Motive und die Bedeutung persönlicher Beratung
Was macht eine Reise unvergesslich? Für 59 Prozent der Österreicher stehen Naturerlebnisse zwischen Bergen und Strand an erster Stelle. Kulinarik, sportliche Betätigung und die Begegnung mit der lokalen Tier- und Pflanzenwelt sind weitere zentrale Motive. Auch die Qualität der Unterkunft sowie kulturelle Hintergründe spielen eine wesentliche Rolle bei der Destinationswahl.

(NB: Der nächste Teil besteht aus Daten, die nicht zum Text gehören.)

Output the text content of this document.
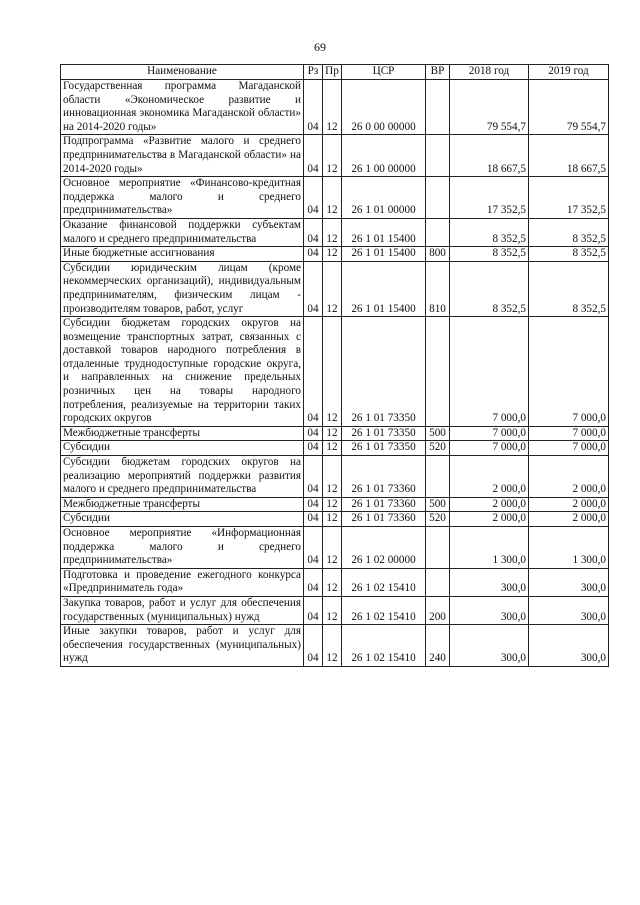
69
Наименование	Рз	Пр	ЦСР	ВР	2018 год	2019 год
Государственная программа Магаданской области «Экономическое развитие и инновационная экономика Магаданской области» на 2014-2020 годы»	04	12	26 0 00 00000		79 554,7	79 554,7
Подпрограмма «Развитие малого и среднего предпринимательства в Магаданской области» на 2014-2020 годы»	04	12	26 1 00 00000		18 667,5	18 667,5
Основное мероприятие «Финансово-кредитная поддержка малого и среднего предпринимательства»	04	12	26 1 01 00000		17 352,5	17 352,5
Оказание финансовой поддержки субъектам малого и среднего предпринимательства	04	12	26 1 01 15400		8 352,5	8 352,5
Иные бюджетные ассигнования	04	12	26 1 01 15400	800	8 352,5	8 352,5
Субсидии юридическим лицам (кроме некоммерческих организаций), индивидуальным предпринимателям, физическим лицам - производителям товаров, работ, услуг	04	12	26 1 01 15400	810	8 352,5	8 352,5
Субсидии бюджетам городских округов на возмещение транспортных затрат, связанных с доставкой товаров народного потребления в отдаленные труднодоступные городские округа, и направленных на снижение предельных розничных цен на товары народного потребления, реализуемые на территории таких городских округов	04	12	26 1 01 73350		7 000,0	7 000,0
Межбюджетные трансферты	04	12	26 1 01 73350	500	7 000,0	7 000,0
Субсидии	04	12	26 1 01 73350	520	7 000,0	7 000,0
Субсидии бюджетам городских округов на реализацию мероприятий поддержки развития малого и среднего предпринимательства	04	12	26 1 01 73360		2 000,0	2 000,0
Межбюджетные трансферты	04	12	26 1 01 73360	500	2 000,0	2 000,0
Субсидии	04	12	26 1 01 73360	520	2 000,0	2 000,0
Основное мероприятие «Информационная поддержка малого и среднего предпринимательства»	04	12	26 1 02 00000		1 300,0	1 300,0
Подготовка и проведение ежегодного конкурса «Предприниматель года»	04	12	26 1 02 15410		300,0	300,0
Закупка товаров, работ и услуг для обеспечения государственных (муниципальных) нужд	04	12	26 1 02 15410	200	300,0	300,0
Иные закупки товаров, работ и услуг для обеспечения государственных (муниципальных) нужд	04	12	26 1 02 15410	240	300,0	300,0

Trotz der fortschreitenden Digitalisierung und der Verfügbarkeit von Künstlicher Intelligenz bleibt das Vertrauen in menschliche Expertise ungebrochen. Während nur 12 Prozent der Befragten Reiseempfehlungen von Chatbots vertrauen, verlassen sich 59 Prozent auf die Beratung in Reisebüros. Das persönliche Gespräch und die individuelle Expertise der Berater werden insbesondere bei komplexeren Reisen oder der Suche nach neuen Trendzielen wie Menorca geschätzt. Die Baleareninsel wird für 2026 als Geheimtipp gehandelt und ist durch neue Direktverbindungen ab Wien leichter erreichbar geworden.

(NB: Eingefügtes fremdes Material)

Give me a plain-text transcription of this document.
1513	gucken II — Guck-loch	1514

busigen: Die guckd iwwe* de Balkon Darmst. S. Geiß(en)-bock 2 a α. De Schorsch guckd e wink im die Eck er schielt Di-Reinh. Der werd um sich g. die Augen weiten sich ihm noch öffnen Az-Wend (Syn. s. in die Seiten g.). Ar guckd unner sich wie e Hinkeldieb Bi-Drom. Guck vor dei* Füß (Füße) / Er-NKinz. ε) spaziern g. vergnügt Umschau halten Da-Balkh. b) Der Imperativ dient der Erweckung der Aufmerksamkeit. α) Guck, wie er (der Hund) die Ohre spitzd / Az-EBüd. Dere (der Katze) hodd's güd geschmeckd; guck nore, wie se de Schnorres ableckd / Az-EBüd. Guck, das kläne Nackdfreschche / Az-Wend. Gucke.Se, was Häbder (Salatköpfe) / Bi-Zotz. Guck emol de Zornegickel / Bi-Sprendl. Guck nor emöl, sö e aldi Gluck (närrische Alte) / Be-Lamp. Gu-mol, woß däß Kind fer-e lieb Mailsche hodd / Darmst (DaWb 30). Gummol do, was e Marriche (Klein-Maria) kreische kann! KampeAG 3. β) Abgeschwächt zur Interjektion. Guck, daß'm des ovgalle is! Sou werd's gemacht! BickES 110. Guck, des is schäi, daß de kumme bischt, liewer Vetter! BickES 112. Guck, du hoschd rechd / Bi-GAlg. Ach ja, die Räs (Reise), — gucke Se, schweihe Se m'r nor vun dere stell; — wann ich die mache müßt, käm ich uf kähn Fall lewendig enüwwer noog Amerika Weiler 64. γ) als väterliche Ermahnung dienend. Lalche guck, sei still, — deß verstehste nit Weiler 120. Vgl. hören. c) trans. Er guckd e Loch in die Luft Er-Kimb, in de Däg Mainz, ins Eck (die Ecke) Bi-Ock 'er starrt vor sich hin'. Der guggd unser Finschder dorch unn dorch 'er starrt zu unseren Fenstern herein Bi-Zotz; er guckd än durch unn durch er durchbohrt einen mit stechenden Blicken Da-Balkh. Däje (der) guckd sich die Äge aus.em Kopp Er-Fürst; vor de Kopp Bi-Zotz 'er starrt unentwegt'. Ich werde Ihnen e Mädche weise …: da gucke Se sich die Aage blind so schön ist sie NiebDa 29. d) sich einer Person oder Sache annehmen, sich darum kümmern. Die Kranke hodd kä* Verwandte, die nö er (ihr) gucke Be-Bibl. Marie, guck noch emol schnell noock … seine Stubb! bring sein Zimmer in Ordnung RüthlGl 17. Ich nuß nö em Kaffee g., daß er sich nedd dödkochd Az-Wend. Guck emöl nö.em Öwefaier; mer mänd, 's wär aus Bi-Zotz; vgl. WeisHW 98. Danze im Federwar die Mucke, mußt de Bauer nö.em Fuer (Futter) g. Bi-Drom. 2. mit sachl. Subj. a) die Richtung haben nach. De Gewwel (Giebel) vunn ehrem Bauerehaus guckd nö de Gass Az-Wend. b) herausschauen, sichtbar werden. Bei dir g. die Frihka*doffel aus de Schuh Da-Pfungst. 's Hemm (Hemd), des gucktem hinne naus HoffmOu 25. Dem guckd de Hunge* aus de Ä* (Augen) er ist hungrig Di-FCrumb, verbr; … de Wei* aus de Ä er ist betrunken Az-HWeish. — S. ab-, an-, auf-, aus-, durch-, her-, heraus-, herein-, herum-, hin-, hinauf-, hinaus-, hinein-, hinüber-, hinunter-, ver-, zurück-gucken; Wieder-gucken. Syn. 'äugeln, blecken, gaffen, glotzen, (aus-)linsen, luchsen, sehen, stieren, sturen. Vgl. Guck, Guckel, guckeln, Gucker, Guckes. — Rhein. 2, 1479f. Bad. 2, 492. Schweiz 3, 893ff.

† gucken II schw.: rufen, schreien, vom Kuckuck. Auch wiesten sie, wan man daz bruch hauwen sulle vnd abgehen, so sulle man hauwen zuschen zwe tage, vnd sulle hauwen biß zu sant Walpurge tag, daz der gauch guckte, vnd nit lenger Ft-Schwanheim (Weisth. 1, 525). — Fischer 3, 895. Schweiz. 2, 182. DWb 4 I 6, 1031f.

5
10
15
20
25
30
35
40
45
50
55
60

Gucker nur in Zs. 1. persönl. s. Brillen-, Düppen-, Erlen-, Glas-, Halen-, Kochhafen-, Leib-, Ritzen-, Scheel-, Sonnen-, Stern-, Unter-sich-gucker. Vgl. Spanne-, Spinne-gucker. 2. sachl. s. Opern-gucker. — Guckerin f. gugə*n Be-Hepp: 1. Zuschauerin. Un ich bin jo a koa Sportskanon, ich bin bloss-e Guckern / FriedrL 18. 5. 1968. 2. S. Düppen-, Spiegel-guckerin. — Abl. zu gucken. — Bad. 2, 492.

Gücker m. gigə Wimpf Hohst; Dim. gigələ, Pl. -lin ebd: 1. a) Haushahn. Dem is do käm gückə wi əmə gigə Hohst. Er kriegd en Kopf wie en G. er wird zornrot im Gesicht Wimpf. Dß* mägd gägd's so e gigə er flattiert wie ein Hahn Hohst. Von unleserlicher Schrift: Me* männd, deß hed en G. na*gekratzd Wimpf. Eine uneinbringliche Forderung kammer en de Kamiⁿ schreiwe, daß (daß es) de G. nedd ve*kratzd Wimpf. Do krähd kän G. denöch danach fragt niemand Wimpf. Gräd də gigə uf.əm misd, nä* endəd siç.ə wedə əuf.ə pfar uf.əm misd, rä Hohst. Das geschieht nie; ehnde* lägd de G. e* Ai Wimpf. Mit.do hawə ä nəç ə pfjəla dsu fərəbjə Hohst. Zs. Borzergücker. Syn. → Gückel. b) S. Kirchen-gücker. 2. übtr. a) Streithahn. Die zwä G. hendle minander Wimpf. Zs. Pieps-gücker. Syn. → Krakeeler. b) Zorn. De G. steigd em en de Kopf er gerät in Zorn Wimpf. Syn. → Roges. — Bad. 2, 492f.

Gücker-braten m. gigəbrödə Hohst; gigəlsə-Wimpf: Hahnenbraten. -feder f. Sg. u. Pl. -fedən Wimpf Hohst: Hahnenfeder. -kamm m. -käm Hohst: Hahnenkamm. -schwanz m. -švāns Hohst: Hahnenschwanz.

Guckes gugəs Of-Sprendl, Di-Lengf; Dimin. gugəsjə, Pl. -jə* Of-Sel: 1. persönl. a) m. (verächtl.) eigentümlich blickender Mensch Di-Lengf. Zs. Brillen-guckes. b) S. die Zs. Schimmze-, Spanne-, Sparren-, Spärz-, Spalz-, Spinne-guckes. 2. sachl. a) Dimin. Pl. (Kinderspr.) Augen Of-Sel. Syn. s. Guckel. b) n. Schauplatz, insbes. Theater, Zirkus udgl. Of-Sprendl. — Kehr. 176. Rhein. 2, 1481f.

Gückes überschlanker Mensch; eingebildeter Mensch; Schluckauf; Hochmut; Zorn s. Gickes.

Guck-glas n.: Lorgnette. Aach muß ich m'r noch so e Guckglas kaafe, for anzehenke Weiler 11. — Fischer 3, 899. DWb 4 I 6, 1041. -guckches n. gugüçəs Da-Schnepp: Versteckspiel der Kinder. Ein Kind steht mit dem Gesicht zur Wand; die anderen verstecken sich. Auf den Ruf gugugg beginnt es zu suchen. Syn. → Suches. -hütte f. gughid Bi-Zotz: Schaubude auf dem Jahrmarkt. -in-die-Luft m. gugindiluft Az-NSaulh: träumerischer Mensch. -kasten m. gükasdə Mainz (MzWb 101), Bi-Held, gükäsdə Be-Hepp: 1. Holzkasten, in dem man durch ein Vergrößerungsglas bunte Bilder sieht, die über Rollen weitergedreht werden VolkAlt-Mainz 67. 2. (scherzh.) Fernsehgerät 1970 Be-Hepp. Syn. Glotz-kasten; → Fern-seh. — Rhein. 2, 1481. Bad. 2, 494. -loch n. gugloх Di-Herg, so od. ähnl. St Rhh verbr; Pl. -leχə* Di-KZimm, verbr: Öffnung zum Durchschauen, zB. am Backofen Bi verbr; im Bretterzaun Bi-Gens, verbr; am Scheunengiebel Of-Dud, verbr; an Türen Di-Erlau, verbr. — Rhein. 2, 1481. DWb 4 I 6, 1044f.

Zusammenfassend lässt sich festhalten, dass der österreichische Reisemarkt im Jahr 2026 von einer hohen Stabilität und einer ausgeprägten Differenzierung geprägt ist. Die Bereitschaft, für Qualität und Erholung Geld auszugeben, ist quer durch alle Bevölkerungsschichten vorhanden. Die Branche reagiert auf diese Nachfrage mit spezialisierten Angeboten – von Sportreisen über Kulturreisen bis hin zu neuen Store-Konzepten, die digitale Features mit persönlicher Beratung verknüpfen. Urlaub bleibt für die Österreicher ein zentrales Lebensbedürfnis, das auch in herausfordernden Zeiten Priorität genießt.